In art historical terms, Klinger occupies a fascinating position at the intersection of several major currents. His graphic work places him in conversation with Francisco Goya, whose Caprichos he clearly studied, and with Félicien Rops, the Belgian symbolist printmaker whose erotic and phantasmagoric imagery shares something of Klinger's sensibility. His painting connects him to Arnold Böcklin, the Swiss Symbolist whose mythological landscapes similarly blend classical reference with psychological strangeness, and to Hans von Marées, the German painter of idealized figure compositions who was another touchstone for the generation seeking an alternative to academic naturalism. The Surrealists later claimed Klinger as a precursor: André Breton and Giorgio de Chirico both wrote about his graphic work with admiration, and de Chirico's metaphysical townscapes owe something to the dreamlike spatial disjunctions Klinger achieved in ink.
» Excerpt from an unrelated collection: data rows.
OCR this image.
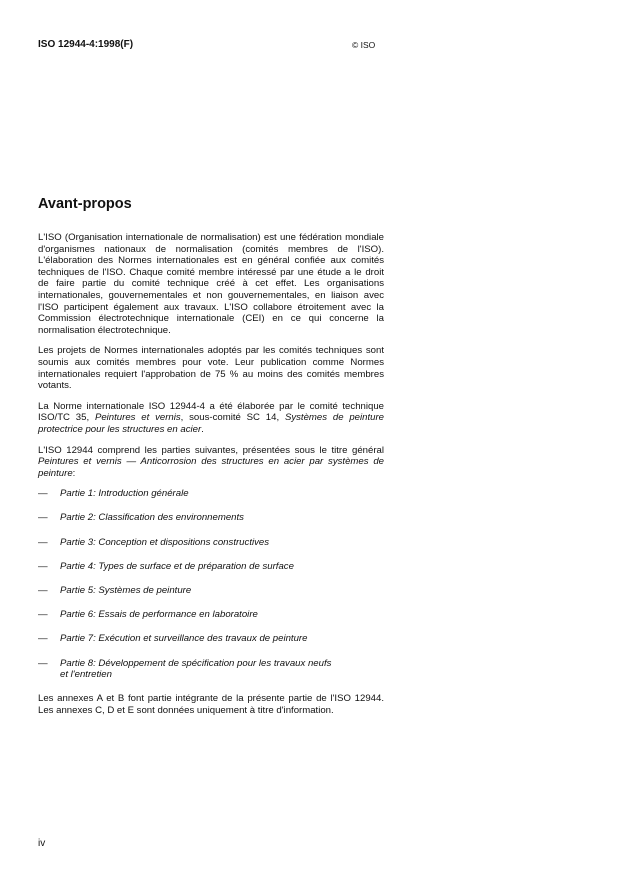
ISO 12944-4:1998(F)	© ISO
Avant-propos

L'ISO (Organisation internationale de normalisation) est une fédération mondiale d'organismes nationaux de normalisation (comités membres de l'ISO). L'élaboration des Normes internationales est en général confiée aux comités techniques de l'ISO. Chaque comité membre intéressé par une étude a le droit de faire partie du comité technique créé à cet effet. Les organisations internationales, gouvernementales et non gouvernementales, en liaison avec l'ISO participent également aux travaux. L'ISO collabore étroitement avec la Commission électrotechnique internationale (CEI) en ce qui concerne la normalisation électrotechnique.

Les projets de Normes internationales adoptés par les comités techniques sont soumis aux comités membres pour vote. Leur publication comme Normes internationales requiert l'approbation de 75 % au moins des comités membres votants.

La Norme internationale ISO 12944-4 a été élaborée par le comité technique ISO/TC 35, Peintures et vernis, sous-comité SC 14, Systèmes de peinture protectrice pour les structures en acier.

L'ISO 12944 comprend les parties suivantes, présentées sous le titre général Peintures et vernis — Anticorrosion des structures en acier par systèmes de peinture:

— Partie 1: Introduction générale
— Partie 2: Classification des environnements
— Partie 3: Conception et dispositions constructives
— Partie 4: Types de surface et de préparation de surface
— Partie 5: Systèmes de peinture
— Partie 6: Essais de performance en laboratoire
— Partie 7: Exécution et surveillance des travaux de peinture
— Partie 8: Développement de spécification pour les travaux neufs
et l'entretien

Les annexes A et B font partie intégrante de la présente partie de l'ISO 12944. Les annexes C, D et E sont données uniquement à titre d'information.

iv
Max Klinger — Vom Tode I (Opus II, 1889) No. 7

Max Klinger

Vom Tode I (Opus II, 1889) No. 7, 1889

Klinger died in Großjena on July 4, 1920, having lived long enough to see the world he had imagined in his art convulsed by the catastrophe of the First World War. His reputation fluctuated through much of the twentieth century, as Modernism's most doctrinaire voices had little patience for work that refused to choose between figuration and symbol, between craft and concept. But the broader view of history has been generous to him. The museum that bears his city's name, the Museum der Bildenden Künste Leipzig, holds the largest collection of his work in the world and serves as the anchor for continued scholarship.

For anyone who cares about the full reach of European visual culture, about the ways in which an artist can be technically rigorous and psychologically adventurous at the same time, Max Klinger is not simply worth knowing. He is essential.